I have a IP location lookup table with 20 million rows. I can perform about 1 sequential lookup per second and I need to get it up to about 50 per second.
CREATE TABLE `ip_lookup` ( `id` int(11) unsigned NOT NULL AUTO_INCREMENT, `start_ip_int` bigint(20) NOT NULL, `end_ip_int` bigint(20) NOT NULL, `country_name` varchar(50) CHARACTER SET latin1 DEFAULT NULL, `city_name` varchar(50) CHARACTER SET latin1 DEFAULT NULL, `custom_field1` varchar(30) CHARACTER SET latin1 DEFAULT NULL, `custom_field2` varchar(20) CHARACTER SET latin1 DEFAULT NULL, `custom_field3` varchar(30) CHARACTER SET latin1 DEFAULT NULL, PRIMARY KEY (`id`), KEY `start_ip_int` (`start_ip_int`), KEY `end_ip_int` (`end_ip_int`), ) ENGINE=InnoDB AUTO_INCREMENT=18245826 DEFAULT CHARSET=utf8;
I am processing a large number of historical web server logs. I can do queries in parallel (e.g. 10 processes all getting 1 query per second) but parallelising the log processing code is a much bigger task than I can handle right now.

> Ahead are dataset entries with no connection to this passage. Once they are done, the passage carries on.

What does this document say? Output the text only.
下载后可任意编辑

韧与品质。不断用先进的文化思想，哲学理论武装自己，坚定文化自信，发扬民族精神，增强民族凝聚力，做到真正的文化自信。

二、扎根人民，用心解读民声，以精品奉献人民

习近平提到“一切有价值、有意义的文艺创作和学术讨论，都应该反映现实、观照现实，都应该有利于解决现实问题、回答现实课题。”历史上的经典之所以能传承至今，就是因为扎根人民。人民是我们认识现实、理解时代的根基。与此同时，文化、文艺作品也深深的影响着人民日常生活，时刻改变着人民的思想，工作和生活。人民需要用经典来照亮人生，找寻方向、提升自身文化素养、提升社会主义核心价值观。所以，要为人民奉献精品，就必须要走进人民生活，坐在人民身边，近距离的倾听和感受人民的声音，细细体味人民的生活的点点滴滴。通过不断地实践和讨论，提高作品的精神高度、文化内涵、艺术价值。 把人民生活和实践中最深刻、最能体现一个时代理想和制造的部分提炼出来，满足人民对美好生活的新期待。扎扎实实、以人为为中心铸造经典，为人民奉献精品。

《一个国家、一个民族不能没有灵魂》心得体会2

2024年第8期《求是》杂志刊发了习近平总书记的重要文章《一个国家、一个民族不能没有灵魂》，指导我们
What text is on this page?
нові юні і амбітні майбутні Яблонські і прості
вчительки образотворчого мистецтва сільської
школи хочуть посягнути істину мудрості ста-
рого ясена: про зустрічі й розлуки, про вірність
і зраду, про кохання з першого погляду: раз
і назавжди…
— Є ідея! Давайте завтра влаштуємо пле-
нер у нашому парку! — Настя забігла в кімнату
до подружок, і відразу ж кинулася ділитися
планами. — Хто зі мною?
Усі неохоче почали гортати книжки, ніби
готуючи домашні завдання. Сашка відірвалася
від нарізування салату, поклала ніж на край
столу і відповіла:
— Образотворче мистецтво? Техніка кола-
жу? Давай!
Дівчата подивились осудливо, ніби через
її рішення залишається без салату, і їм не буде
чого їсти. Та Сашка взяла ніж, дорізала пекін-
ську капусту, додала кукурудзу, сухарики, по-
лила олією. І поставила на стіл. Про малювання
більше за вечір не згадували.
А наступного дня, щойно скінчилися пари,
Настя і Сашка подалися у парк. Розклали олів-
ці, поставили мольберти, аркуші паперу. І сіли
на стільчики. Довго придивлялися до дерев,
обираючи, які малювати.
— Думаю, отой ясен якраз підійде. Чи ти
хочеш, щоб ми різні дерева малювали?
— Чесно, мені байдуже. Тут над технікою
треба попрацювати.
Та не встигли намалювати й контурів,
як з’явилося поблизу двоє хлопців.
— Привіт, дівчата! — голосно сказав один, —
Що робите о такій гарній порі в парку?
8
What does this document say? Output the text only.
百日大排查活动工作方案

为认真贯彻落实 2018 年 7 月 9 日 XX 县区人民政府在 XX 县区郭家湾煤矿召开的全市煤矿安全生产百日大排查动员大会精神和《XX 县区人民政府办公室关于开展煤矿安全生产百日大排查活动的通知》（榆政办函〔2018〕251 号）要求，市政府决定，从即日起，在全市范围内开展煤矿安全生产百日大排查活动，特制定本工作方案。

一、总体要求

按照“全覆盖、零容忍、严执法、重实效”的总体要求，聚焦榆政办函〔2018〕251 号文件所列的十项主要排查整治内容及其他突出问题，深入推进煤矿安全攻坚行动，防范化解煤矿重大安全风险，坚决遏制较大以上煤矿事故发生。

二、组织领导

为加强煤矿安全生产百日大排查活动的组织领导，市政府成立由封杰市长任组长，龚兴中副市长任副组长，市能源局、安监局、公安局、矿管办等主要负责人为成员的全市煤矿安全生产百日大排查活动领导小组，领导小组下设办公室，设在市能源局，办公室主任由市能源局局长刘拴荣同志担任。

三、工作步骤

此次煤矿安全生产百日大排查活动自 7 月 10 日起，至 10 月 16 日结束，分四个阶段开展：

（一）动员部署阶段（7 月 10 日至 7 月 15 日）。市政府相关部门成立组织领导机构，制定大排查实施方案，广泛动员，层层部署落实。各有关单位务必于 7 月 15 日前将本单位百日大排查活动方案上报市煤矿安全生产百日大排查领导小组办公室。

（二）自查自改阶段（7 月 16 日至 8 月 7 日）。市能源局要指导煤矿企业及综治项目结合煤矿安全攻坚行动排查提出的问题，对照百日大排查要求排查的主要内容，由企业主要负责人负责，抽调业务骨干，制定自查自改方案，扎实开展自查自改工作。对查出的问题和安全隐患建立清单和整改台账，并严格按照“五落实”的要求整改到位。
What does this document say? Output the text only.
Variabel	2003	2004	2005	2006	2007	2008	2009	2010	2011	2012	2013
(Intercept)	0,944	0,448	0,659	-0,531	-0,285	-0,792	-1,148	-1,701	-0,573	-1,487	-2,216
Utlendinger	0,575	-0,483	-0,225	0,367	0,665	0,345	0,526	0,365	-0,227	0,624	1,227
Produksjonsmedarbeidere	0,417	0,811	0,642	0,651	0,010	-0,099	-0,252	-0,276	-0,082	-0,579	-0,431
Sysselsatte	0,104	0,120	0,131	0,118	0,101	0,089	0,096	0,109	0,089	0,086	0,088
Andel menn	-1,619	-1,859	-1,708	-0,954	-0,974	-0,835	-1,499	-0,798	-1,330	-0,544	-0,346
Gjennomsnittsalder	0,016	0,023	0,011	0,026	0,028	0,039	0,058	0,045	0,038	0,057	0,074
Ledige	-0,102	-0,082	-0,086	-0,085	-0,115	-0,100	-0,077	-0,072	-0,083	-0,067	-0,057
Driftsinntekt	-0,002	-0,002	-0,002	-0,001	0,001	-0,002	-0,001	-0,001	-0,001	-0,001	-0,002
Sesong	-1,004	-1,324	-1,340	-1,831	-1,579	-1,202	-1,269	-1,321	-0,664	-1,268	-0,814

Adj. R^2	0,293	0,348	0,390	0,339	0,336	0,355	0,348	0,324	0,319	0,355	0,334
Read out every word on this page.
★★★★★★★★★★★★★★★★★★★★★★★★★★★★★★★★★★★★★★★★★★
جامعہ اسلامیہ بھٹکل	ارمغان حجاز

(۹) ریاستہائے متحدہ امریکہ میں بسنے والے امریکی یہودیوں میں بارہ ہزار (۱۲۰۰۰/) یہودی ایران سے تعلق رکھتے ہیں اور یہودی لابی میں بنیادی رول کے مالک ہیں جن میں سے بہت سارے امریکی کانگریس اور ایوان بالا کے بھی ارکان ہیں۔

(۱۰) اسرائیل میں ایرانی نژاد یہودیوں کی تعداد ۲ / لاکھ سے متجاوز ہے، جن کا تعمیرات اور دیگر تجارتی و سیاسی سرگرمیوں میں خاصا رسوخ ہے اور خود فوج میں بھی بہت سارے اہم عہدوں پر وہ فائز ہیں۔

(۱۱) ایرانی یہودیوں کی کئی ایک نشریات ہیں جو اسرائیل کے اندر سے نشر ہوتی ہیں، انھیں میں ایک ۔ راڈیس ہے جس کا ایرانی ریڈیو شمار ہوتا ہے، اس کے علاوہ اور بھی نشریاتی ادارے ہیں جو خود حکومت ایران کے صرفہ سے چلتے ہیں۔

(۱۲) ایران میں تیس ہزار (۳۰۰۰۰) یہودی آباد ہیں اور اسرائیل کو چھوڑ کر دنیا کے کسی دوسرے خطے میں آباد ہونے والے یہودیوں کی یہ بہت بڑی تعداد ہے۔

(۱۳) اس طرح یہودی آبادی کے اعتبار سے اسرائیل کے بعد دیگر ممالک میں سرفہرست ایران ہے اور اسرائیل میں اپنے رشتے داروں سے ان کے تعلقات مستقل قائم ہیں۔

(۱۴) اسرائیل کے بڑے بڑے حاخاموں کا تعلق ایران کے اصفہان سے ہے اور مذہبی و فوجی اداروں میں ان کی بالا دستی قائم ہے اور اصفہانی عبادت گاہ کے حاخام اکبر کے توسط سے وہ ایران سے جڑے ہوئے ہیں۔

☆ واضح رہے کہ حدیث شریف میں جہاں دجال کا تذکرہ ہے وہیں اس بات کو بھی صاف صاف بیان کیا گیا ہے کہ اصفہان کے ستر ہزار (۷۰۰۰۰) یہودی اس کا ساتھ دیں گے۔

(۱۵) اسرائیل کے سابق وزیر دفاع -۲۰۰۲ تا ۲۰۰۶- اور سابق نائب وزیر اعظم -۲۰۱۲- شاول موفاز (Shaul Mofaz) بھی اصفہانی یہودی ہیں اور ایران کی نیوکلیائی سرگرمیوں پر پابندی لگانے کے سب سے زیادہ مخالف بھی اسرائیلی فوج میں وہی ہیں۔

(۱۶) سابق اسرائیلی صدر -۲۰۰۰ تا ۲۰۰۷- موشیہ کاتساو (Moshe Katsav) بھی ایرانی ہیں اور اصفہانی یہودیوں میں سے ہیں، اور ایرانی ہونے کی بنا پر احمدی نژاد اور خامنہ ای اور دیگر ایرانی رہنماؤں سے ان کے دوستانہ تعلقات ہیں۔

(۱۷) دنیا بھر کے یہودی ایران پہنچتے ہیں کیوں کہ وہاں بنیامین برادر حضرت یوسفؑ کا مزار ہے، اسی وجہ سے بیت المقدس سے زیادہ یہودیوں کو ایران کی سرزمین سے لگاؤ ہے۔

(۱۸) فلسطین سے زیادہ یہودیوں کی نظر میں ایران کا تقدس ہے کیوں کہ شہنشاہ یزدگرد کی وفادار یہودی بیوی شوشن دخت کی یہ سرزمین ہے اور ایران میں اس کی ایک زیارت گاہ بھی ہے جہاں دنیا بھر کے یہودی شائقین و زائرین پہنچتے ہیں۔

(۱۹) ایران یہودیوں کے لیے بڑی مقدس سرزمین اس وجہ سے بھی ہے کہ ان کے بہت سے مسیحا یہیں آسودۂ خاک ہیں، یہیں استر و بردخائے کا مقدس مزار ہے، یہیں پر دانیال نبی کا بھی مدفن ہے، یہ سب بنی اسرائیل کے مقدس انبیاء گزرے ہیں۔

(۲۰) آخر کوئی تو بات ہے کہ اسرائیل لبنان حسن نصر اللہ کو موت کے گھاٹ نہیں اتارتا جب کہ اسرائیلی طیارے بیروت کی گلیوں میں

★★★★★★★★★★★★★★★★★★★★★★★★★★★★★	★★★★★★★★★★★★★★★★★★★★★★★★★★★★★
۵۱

Maxmind supply a compiled lookup tool and their database in binary format. Lookups using that are lightning fast. How can I create something similar for an arbitrary dataset? I'd like to load the 20M rows into some magic binary indexer and get the code to make API calls to some daemon instead of MySQL lookups. I can't use Maxmind - the data I have is customised heavily. A lookup is simply:
select country_name, custom_field1, custom_field2 from ip_lookup where start_ip_int >= inet_aton('18.104.22.168') and inet_aton('22.214.171.124') <= end_ip_int limit 1
Theoretically, I could split up the 20M rows by netblock and store them as text files on disk and have a lookup table in the code to tell it which folder to look in. But there must be a better way! I have Percona Server 5.5.28-29.2 I'd be very grateful for any advice. Thanks!